“Jesus,” Jackson muttered, more in disgust than out of sympathy.
Trace handed over a hospital report. “Given what he survived, I’d say he’s tougher than I thought.”
After perusing it, Jackson closed the file without a word. He worked his jaw.
Trace didn’t look too happy, either. “Somehow he got away, and he’s saving all the details for you.”
“I don’t understand this,” Alani said. “Why Jackson?”
Jackson answered her. “He knows I can protect him.”
“That’s about it,” Trace agreed. “He wants Alani there because he figures she can keep him safe from more of the same, at least from you.”
While Alani struggled to sort it out, Jackson nodded in comprehension. “He wants protection, figures I can give it, but he doesn’t trust me not to finish what someone else started.”
Trace reached for Alani’s hand. “I’m sorry, honey, but he does trust you. And much as I hate it, we need to find out what we can from him.”
Before Alani could assimilate that, Jackson pushed from his seat. “He’s still in a hospital?”
“And will be for a few more days at least.”
Pacing the length of the porch, Jackson said, “He wants us to come there?”
“Yes.”
“Could be a trap.”
“I know.”
The rapid-fire back and forth made Alani’s head spin. “Whoa. You’re making plans around me!”
“Necessary plans,” Jackson told her. And then to Trace, “You and Dare will cover us?”

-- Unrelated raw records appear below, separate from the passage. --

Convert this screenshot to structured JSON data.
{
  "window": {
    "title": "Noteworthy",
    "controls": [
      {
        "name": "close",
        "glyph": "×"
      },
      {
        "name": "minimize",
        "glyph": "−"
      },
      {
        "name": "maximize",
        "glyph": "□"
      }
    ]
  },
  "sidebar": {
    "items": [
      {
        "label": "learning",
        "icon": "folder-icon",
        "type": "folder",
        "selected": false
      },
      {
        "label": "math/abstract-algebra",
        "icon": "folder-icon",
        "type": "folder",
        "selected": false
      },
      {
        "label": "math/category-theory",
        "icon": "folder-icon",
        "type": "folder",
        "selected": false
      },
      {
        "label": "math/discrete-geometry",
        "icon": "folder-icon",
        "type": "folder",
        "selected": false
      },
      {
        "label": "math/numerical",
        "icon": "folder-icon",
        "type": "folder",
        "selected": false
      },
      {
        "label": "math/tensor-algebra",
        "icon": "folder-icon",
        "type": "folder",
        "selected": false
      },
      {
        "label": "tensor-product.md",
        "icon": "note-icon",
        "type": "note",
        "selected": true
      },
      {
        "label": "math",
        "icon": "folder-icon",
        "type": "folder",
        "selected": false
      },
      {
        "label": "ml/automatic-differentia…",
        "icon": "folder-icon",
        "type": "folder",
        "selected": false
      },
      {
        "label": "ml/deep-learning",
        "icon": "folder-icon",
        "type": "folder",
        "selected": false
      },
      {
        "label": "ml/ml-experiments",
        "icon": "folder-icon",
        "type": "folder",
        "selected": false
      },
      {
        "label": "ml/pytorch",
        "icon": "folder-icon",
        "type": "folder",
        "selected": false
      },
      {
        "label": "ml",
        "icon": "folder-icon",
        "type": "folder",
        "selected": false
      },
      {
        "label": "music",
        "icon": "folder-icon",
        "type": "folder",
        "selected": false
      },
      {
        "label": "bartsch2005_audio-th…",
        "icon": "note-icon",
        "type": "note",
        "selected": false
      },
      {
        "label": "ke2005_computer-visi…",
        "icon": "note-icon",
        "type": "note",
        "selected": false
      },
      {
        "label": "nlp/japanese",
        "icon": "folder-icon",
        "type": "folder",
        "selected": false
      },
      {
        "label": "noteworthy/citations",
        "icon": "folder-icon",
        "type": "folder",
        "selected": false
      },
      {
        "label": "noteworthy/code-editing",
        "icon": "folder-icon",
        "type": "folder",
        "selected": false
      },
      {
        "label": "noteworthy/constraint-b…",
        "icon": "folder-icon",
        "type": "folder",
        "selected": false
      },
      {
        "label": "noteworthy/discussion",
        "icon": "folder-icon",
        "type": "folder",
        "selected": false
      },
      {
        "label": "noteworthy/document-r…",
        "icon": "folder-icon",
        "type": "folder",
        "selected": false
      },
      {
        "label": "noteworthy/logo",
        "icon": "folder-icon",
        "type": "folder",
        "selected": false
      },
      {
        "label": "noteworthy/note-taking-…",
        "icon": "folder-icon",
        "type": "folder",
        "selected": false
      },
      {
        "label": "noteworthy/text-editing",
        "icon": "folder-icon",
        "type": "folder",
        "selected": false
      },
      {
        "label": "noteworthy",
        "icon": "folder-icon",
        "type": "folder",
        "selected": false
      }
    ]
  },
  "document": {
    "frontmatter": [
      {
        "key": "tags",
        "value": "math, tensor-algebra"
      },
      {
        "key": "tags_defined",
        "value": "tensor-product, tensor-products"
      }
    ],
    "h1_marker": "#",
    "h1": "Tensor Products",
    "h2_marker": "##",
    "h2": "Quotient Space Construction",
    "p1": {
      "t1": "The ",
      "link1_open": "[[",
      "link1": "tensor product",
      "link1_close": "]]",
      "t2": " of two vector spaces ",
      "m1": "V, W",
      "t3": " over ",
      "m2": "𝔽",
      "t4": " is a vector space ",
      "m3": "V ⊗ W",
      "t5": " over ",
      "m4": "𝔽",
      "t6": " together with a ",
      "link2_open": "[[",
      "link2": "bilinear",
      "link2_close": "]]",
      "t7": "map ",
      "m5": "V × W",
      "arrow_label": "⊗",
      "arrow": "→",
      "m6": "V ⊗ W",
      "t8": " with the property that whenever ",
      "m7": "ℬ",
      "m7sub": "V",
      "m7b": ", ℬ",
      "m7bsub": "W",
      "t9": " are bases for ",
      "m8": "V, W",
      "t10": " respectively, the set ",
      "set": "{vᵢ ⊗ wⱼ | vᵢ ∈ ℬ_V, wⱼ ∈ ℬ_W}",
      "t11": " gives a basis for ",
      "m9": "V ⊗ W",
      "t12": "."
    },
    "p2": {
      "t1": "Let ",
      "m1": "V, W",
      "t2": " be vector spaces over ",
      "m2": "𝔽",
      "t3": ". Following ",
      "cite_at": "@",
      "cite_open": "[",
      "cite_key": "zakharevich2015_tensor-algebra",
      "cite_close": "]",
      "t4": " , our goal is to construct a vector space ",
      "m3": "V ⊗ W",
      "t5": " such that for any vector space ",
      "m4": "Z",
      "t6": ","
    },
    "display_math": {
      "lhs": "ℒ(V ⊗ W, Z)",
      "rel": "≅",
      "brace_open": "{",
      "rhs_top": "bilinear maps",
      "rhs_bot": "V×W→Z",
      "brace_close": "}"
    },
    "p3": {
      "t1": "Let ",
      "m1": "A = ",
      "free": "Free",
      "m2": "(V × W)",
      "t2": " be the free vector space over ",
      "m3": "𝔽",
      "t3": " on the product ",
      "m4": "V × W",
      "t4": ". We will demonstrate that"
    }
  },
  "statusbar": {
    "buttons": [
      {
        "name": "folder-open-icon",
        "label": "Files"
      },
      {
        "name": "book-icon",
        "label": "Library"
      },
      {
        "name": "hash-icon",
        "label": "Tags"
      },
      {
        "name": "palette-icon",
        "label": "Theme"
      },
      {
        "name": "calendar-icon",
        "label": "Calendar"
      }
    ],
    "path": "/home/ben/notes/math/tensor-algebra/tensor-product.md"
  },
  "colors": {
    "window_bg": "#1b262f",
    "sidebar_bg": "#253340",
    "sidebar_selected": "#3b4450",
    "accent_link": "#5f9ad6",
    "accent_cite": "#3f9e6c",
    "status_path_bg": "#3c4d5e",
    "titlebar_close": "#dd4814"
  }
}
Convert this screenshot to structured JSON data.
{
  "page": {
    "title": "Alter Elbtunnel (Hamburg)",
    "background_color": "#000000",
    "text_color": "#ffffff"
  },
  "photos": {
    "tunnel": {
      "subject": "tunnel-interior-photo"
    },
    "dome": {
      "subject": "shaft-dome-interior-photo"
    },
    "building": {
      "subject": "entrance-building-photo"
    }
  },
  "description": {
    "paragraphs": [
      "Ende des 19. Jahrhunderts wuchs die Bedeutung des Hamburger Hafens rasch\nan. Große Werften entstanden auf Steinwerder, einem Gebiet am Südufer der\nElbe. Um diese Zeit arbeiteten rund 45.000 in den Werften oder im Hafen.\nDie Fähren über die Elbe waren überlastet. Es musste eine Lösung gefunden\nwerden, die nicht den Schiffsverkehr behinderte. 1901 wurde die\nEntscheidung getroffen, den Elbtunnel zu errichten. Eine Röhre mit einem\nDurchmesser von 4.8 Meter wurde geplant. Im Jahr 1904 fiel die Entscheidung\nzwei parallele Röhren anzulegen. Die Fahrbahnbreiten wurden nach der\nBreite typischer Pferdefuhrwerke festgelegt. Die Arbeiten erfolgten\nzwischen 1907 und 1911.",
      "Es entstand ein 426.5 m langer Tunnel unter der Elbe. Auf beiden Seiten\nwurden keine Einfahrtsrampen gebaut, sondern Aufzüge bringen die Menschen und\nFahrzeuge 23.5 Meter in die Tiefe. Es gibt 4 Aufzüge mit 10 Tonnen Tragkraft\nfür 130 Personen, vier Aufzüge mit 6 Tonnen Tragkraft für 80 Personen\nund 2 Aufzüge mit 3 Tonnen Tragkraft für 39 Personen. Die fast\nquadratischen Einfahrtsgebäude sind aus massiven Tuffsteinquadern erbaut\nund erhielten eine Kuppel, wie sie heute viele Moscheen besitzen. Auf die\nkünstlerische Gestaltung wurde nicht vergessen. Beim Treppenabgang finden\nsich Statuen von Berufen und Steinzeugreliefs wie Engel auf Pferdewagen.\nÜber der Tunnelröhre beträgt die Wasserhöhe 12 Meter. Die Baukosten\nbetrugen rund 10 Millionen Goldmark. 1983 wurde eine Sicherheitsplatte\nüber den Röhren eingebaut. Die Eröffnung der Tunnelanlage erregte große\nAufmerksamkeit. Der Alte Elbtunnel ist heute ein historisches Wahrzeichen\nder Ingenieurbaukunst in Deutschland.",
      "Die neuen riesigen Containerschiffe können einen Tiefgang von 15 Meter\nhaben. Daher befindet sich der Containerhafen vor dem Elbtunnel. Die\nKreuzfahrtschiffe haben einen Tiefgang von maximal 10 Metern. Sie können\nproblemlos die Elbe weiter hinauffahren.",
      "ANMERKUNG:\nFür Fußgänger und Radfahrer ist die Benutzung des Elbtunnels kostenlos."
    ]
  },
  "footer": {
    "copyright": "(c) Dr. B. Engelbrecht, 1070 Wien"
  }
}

“Me inside, Dare outside.”
“When?”
“Sooner the better. There’s a chance that when he escaped, if he truly escaped, they weren’t able to follow and haven’t yet located him.”
None of this made any sense to her. “What do you mean, if he escaped?”
Trace shrugged. “It’s possible someone let him go, guessing he’d contact Jackson.”
“Hoping to draw us out,” Jackson said.
The trap he’d mentioned. Feeling a little queasy, she put a hand to her stomach.
Finally Jackson looked at her. “Go get dressed.”
The terse order pushed her past her limit. She slowly rose to her feet. “I beg your pardon?”
Trace collected the files and turned for the patio doors. “I’ll be inside.”
That her brother walked off now told her plenty. He wanted her to get ready, too.
“If you don’t want to go,” Jackson told her, practically jumping on the possibility, all but heaving in anger, “say the word. I’ll figure out something else.”
“Trace said I needed to.”
“Fuck that. Fuck him.” He grabbed her upper arms. “I can work it another way.”
He was concerned for her, but Alani would not let him dictate to her. “How?”
“I don’t know yet. It’s not for you to worry about it.”
How could she help but worry? With his demands, Marc put her right in the middle of danger. But to be honest with herself, scared as it might make her, she preferred to be with Jackson.
The idea of him being hurt scared her most of all.
She knew she was in love with him, and keeping the words to herself the last few days hadn’t been easy. But if she couldn’t say it, she could at least show it.
She stepped closer and stared up at him. “I will get dressed.” Her bottom lip quivered, and she swallowed hard. “I will do what needs to be done. But I will not—”
He kissed her hard, stealing her breath, shocking her. His tongue came into her mouth as he lifted her to her tiptoes, forcing her head back, devouring her.
She made a sound of alarm, and he lifted his mouth away.
Breathing hard and deep, he said, “Not how it works, babe. Not now.”
Alani flattened her hands against his chest, but he was as immovable as cold steel.
He let that settle in, let her feel her own helplessness, then said, “You want to play along? Fine. But you’ll have to put aside what’s between us. I’ll have to put it aside.”
She wanted to ask what that could be, because he’d never said, but she didn’t. Now was definitely not the time to press him on his feelings.
“You do what I say, when I say. You breathe when I tell you to breathe.” He inhaled. “And you run when I tell you to run. No matter what, no questions asked.”
“You’re crossing a line, Jackson.”
“It’s already crossed.” He released her to rub the back of his neck. “It’s been crossed since the day I met you.”
Her heart broke a little. “I don’t know what that means.”
Cupping her face, he looked down at her. “It means you need to be away from danger, not surrounded by it.”
Was he counting himself in the group with danger? “You would use this as an excuse to…to…”
“No.” He drew her forward for another kiss, this one softer, almost an apology. “It means I care enough that I can’t stomach the thought of you hurt.”
Relief nearly took out her knees. It wasn’t exactly a declaration of love, and she knew Jackson cared for a lot of people; he couldn’t do his job if he didn’t care. But at least he wasn’t forcing her away.
“I don’t like the idea of you hurt, either.”
His expression hardened. “That’s what I’m talking about right there. You can’t think that way.”